Esquire magazine, a long-time staple publication devoted to…well, OK, we don’t know what, but it seems to involve glamor photos of female celebrities, pop culture, and alcohol—is making new play to capture eyeballs on magazine racks across America: 100,000 copies of the publication’s September 2008 issue will be distributed to newsstands with a flashing, battery-powered cover featuring E-Ink technology, the same stuff used to drive the Amazon Kindle and other devices. The cover will (somewhat belatedly) proclaim “The 21st Century Begins Now”…at least into the batteries run out after a few months.
Esquire editor in chief David Granger has apparently been pursuing the idea of an electronic cover for years, and apparently sees the possibilities of E-Ink and similar technologies as a revolutionary frontier for print media. He also tells The New York Times that he has hopes for the cover winding up in the Smithsonian…albeit perhaps connected to a more permanent power supply.

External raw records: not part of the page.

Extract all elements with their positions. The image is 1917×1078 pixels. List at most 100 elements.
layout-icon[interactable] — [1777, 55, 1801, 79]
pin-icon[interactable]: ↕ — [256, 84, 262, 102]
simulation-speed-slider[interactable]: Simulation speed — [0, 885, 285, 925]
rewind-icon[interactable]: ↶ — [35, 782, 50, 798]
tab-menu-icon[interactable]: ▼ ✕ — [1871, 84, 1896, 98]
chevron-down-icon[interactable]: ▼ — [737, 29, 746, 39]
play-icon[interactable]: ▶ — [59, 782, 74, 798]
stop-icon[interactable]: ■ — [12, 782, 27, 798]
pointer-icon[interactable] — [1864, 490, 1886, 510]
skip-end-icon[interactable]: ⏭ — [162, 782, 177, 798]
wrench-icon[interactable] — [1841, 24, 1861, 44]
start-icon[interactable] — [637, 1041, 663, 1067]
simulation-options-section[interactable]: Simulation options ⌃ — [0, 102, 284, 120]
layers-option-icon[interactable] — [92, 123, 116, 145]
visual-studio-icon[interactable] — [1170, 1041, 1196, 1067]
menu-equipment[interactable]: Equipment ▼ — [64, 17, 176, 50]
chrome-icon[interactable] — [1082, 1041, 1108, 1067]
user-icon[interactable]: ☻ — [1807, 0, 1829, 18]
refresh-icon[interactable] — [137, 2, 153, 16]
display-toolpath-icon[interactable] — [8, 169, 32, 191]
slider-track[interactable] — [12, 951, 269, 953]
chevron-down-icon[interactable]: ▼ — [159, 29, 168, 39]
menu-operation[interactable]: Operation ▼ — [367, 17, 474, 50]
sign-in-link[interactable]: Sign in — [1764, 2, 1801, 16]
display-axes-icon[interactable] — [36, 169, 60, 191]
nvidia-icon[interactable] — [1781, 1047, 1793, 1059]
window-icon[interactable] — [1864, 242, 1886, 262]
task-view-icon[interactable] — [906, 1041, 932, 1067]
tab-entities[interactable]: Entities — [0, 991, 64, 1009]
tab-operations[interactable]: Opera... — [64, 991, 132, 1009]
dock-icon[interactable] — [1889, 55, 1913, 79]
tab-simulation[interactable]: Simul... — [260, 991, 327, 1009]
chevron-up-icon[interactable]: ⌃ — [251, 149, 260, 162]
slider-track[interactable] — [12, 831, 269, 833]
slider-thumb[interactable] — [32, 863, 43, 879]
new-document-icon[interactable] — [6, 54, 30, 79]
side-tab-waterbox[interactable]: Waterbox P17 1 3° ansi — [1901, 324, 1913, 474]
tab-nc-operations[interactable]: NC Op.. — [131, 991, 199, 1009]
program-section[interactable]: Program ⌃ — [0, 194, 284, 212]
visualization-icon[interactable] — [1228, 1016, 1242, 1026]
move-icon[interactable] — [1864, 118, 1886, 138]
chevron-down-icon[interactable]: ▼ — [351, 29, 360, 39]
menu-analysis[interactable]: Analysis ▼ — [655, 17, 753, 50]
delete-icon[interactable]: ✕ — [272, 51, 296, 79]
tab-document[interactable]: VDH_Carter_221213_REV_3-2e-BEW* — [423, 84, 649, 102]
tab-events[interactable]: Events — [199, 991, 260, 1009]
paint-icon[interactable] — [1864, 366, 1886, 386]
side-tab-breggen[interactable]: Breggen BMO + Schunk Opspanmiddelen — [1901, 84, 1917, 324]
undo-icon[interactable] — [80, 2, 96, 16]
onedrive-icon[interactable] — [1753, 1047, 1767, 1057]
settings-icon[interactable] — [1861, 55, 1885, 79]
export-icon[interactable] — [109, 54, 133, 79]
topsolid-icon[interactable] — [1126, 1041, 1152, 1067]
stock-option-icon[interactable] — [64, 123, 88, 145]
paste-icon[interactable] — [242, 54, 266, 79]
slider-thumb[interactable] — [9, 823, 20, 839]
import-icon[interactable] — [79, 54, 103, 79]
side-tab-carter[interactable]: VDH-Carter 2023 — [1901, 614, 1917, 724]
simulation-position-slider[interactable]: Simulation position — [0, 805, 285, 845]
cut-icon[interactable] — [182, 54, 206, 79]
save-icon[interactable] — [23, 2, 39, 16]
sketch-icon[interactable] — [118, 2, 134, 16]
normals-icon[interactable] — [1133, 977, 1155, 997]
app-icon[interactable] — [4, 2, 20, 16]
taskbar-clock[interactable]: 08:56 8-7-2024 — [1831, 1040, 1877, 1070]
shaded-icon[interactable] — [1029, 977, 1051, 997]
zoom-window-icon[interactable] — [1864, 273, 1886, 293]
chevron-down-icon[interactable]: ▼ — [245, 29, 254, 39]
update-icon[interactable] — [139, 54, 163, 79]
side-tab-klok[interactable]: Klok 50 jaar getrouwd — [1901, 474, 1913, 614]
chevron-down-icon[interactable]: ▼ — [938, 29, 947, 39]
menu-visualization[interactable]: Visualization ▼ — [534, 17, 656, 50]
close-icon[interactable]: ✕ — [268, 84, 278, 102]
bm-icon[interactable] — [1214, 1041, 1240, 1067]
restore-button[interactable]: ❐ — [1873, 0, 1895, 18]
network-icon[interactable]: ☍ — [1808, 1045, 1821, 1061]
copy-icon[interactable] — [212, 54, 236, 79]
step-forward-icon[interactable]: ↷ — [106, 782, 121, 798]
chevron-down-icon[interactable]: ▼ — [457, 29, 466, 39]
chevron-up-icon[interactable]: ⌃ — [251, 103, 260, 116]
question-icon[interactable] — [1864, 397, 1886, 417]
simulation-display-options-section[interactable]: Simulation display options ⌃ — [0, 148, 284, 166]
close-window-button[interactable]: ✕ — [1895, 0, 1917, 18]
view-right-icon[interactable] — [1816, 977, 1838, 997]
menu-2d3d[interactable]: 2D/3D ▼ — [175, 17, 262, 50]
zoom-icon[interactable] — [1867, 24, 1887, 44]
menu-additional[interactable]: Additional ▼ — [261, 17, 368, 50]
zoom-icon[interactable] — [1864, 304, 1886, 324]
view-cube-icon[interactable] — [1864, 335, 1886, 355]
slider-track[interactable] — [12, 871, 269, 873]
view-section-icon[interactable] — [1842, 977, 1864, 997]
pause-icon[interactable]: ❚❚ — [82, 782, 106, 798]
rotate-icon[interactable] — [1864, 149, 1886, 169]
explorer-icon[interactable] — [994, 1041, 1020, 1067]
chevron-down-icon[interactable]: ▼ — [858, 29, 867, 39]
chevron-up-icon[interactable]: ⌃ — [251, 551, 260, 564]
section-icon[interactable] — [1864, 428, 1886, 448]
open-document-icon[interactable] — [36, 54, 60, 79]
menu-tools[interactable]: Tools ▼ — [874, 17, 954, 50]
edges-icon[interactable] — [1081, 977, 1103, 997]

Esquire sees this first electronic cover as a “1.0” effort, with more advanced implementations sure to come as the technology and battery technology advance. Esquire purportedly invested significant money developing the small battery to be used in the magazine…and then set about recruiting a top-tier advertiser to help bankroll the effort. Esquire was eventually able to land Ford for inside cover advertising.
Esquire has an exclusive lock on the use of E-Ink’s technology in print through 2009, and hopes to come up with new ideas for the technology other than just flashy covers.
The 100,000 electronic covers will be available on newstands; Esquire’s 600,000+ subscribers will receive ordinary covers.